Our goal was to reach the Puente de los Suspiros – the Bridge of Sighs – and find a nice place to eat lunch. We have visited the Bridge of Sighs in Venice, Italy, but this is a completely different deal. The one in Venice got its name as the last walk of prisoners destined to be tortured and/or imprisoned on the other side. In Lima, the bridge is named after the sighs of lovers. Completely different kind of sighing (at least, if you’re doing it right). Over time, the area around this bridge has become a focus of art, food and bars. We entered the park that surrounds this bridge, greeted by a giant ant.
For pictures of the lunch we had at Javier’s Restaurant (sign in the distance above), see the Delicious Lima post.
Later that day, we walked east from our hotel and enjoyed the Parque Central de Miraflores and the adjacent Kennedy Park. We caught part of a flea market of sorts at the Kennedy Park, which is also interesting as it is a refuge for homeless cats.

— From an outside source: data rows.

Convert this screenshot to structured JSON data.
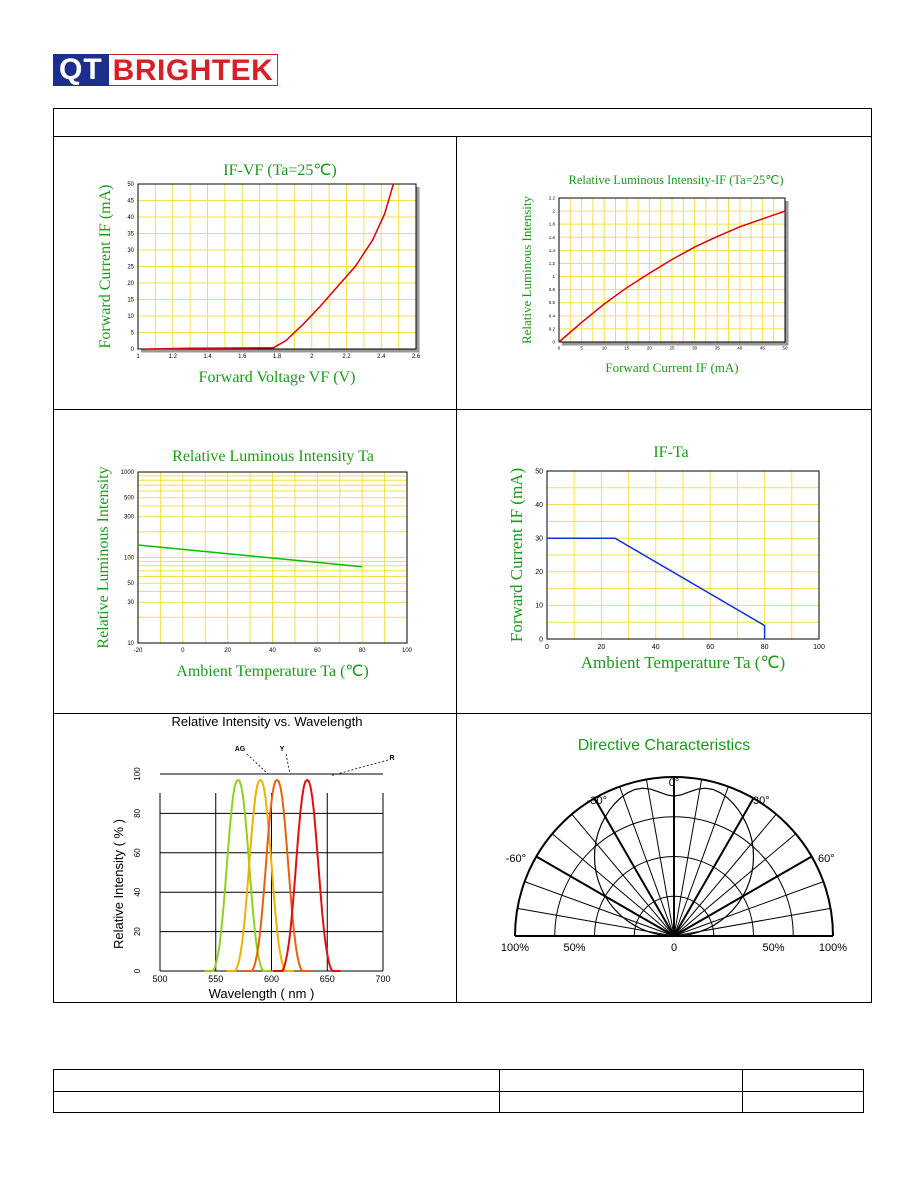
{
  "logo": {
    "part1": "QT",
    "part2": "BRIGHTEK"
  },
  "chart_data": [
    {
      "type": "line",
      "title": "IF-VF (Ta=25℃)",
      "xlabel": "Forward Voltage VF (V)",
      "ylabel": "Forward Current IF (mA)",
      "xlim": [
        1.0,
        2.6
      ],
      "ylim": [
        0,
        50
      ],
      "xticks": [
        "1",
        "1.2",
        "1.4",
        "1.6",
        "1.8",
        "2",
        "2.2",
        "2.4",
        "2.6"
      ],
      "yticks": [
        "0",
        "5",
        "10",
        "15",
        "20",
        "25",
        "30",
        "35",
        "40",
        "45",
        "50"
      ],
      "grid": true,
      "series": [
        {
          "color": "#e00000",
          "x": [
            1.05,
            1.3,
            1.6,
            1.78,
            1.85,
            1.95,
            2.05,
            2.15,
            2.25,
            2.35,
            2.42,
            2.47
          ],
          "y": [
            0,
            0.2,
            0.3,
            0.4,
            2.5,
            7.5,
            13,
            19,
            25,
            33,
            41,
            50
          ]
        }
      ]
    },
    {
      "type": "line",
      "title": "Relative Luminous Intensity-IF   (Ta=25℃)",
      "xlabel": "Forward Current IF (mA)",
      "ylabel": "Relative Luminous Intensity",
      "xlim": [
        0,
        50
      ],
      "ylim": [
        0,
        2.2
      ],
      "xticks": [
        "0",
        "5",
        "10",
        "15",
        "20",
        "25",
        "30",
        "35",
        "40",
        "45",
        "50"
      ],
      "yticks": [
        "0",
        "0.2",
        "0.4",
        "0.6",
        "0.8",
        "1",
        "1.2",
        "1.4",
        "1.6",
        "1.8",
        "2",
        "2.2"
      ],
      "grid": true,
      "series": [
        {
          "color": "#e00000",
          "x": [
            0,
            5,
            10,
            15,
            20,
            25,
            30,
            35,
            40,
            45,
            50
          ],
          "y": [
            0,
            0.3,
            0.58,
            0.83,
            1.05,
            1.26,
            1.45,
            1.61,
            1.76,
            1.88,
            2.0
          ]
        }
      ]
    },
    {
      "type": "line",
      "title": "Relative Luminous Intensity Ta",
      "xlabel": "Ambient Temperature Ta (℃)",
      "ylabel": "Relative Luminous Intensity",
      "xlim": [
        -20,
        100
      ],
      "ylim": [
        10,
        1000
      ],
      "yscale": "log",
      "xticks": [
        "-20",
        "0",
        "20",
        "40",
        "60",
        "80",
        "100"
      ],
      "yticks": [
        "10",
        "30",
        "50",
        "100",
        "300",
        "500",
        "1000"
      ],
      "grid": true,
      "series": [
        {
          "color": "#00c000",
          "x": [
            -20,
            80
          ],
          "y": [
            140,
            78
          ]
        }
      ]
    },
    {
      "type": "line",
      "title": "IF-Ta",
      "xlabel": "Ambient Temperature Ta (℃)",
      "ylabel": "Forward Current IF (mA)",
      "xlim": [
        0,
        100
      ],
      "ylim": [
        0,
        50
      ],
      "xticks": [
        "0",
        "20",
        "40",
        "60",
        "80",
        "100"
      ],
      "yticks": [
        "0",
        "10",
        "20",
        "30",
        "40",
        "50"
      ],
      "grid": true,
      "series": [
        {
          "color": "#1030e0",
          "x": [
            0,
            25,
            80,
            80
          ],
          "y": [
            30,
            30,
            4,
            0
          ]
        }
      ]
    },
    {
      "type": "line",
      "title": "Relative Intensity vs. Wavelength",
      "xlabel": "Wavelength ( nm )",
      "ylabel": "Relative Intensity ( % )",
      "xlim": [
        500,
        700
      ],
      "ylim": [
        0,
        100
      ],
      "xticks": [
        "500",
        "550",
        "600",
        "650",
        "700"
      ],
      "yticks": [
        "0",
        "20",
        "40",
        "60",
        "80",
        "100"
      ],
      "grid": true,
      "series": [
        {
          "name": "AG",
          "color": "#8fd020",
          "peak": 570
        },
        {
          "name": "Y",
          "color": "#f0b000",
          "peak": 590
        },
        {
          "name": "Y",
          "color": "#e86010",
          "peak": 605
        },
        {
          "name": "R",
          "color": "#e01010",
          "peak": 632
        }
      ]
    },
    {
      "type": "polar",
      "title": "Directive Characteristics",
      "angle_labels": [
        "-60°",
        "-30°",
        "0°",
        "30°",
        "60°"
      ],
      "radius_labels": [
        "100%",
        "50%",
        "0",
        "50%",
        "100%"
      ]
    }
  ]
}
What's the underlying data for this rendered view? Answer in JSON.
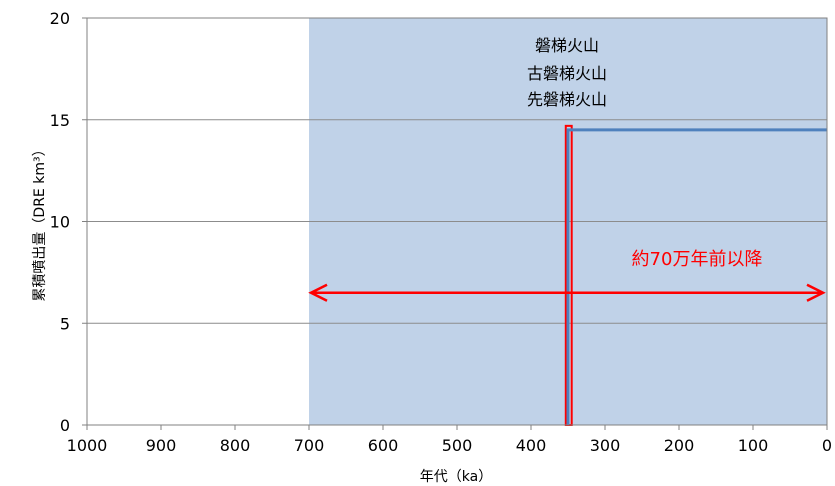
{
  "chart_data": {
    "type": "line",
    "xlabel": "年代（ka）",
    "ylabel": "累積噴出量（DRE km³）",
    "xlim": [
      1000,
      0
    ],
    "ylim": [
      0,
      20
    ],
    "x_reversed": true,
    "xticks": [
      1000,
      900,
      800,
      700,
      600,
      500,
      400,
      300,
      200,
      100,
      0
    ],
    "yticks": [
      0,
      5,
      10,
      15,
      20
    ],
    "grid": "horizontal",
    "shaded_range": {
      "from": 700,
      "to": 0,
      "color": "#c0d2e8"
    },
    "series": [
      {
        "color": "#4f81bd",
        "x": [
          350,
          350,
          0
        ],
        "y": [
          0,
          14.5,
          14.5
        ]
      }
    ],
    "highlight_bar": {
      "x_from": 353,
      "x_to": 345,
      "y_to": 14.7,
      "color": "#ff0000"
    },
    "volcano_labels": [
      "磐梯火山",
      "古磐梯火山",
      "先磐梯火山"
    ],
    "annotation": {
      "text": "約70万年前以降",
      "arrow_from": 700,
      "arrow_to": 0,
      "arrow_y": 6.5,
      "color": "#ff0000"
    }
  }
}
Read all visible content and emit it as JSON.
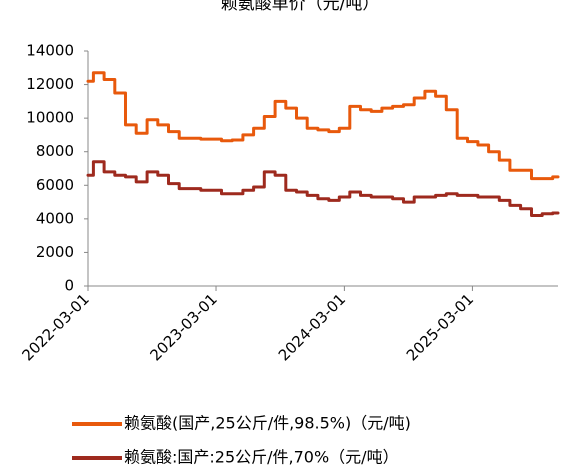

They were everywhere there, and it was clear that it was their park that they were reluctantly sharing with us.
On this walk, we did some shopping at the stores around the parks, including the Oecshle (your guess at pronunciation is as good as mine). We were impressed with the pricing in this commercial district (shopping is one of the things Miraflores is known for), and I was able to find name-brand blue jeans in my size for what converted to $32 a pair.
On our last day, we also explored the rambla turning north from Larcomar. This stretch of the walkway sports a lighthouse, and the infamous “El Beso” statue in the Parque del Amor. This “Park of Lovers” is indeed a very romantic spot, with its 180 degree view of the Pacific. It is particularly stunning at sunrise and sunset, or when the sun is playing across the many mosaics that adorn the seating areas. This park is very popular with couples, to say the least.
The next park up, Malecon de Miraflores Junto Al Faro (faro=lighthouse), is also a launch point for parapentes – paragliders.
Parapentes in flight, below:
There you have a quick summary of some of the things we found walking around Miraflores and Barranco during our visit to Lima. Of course that is not all of our walking – all in all, we clocked about 18 miles in three days. But you have to remember, we had just completed the 26-mile Inca Trail a week earlier, so for us, it seemed pretty easy. After all, we were on mostly level ground, surrounded by bars, restaurants, and clean toilets!
Most of the rest, however involves two very interesting and historic areas. One is a pre-Incan pyramid in the heart of the modern city, and the other is the historic district of Lima Centro. We’ll take a look at those in the next chapter; Historic Lima.
Three days was just enough to whet our appetites. We look forward to making another trip to Lima, to spend more time exploring this beautiful and diverse South American city.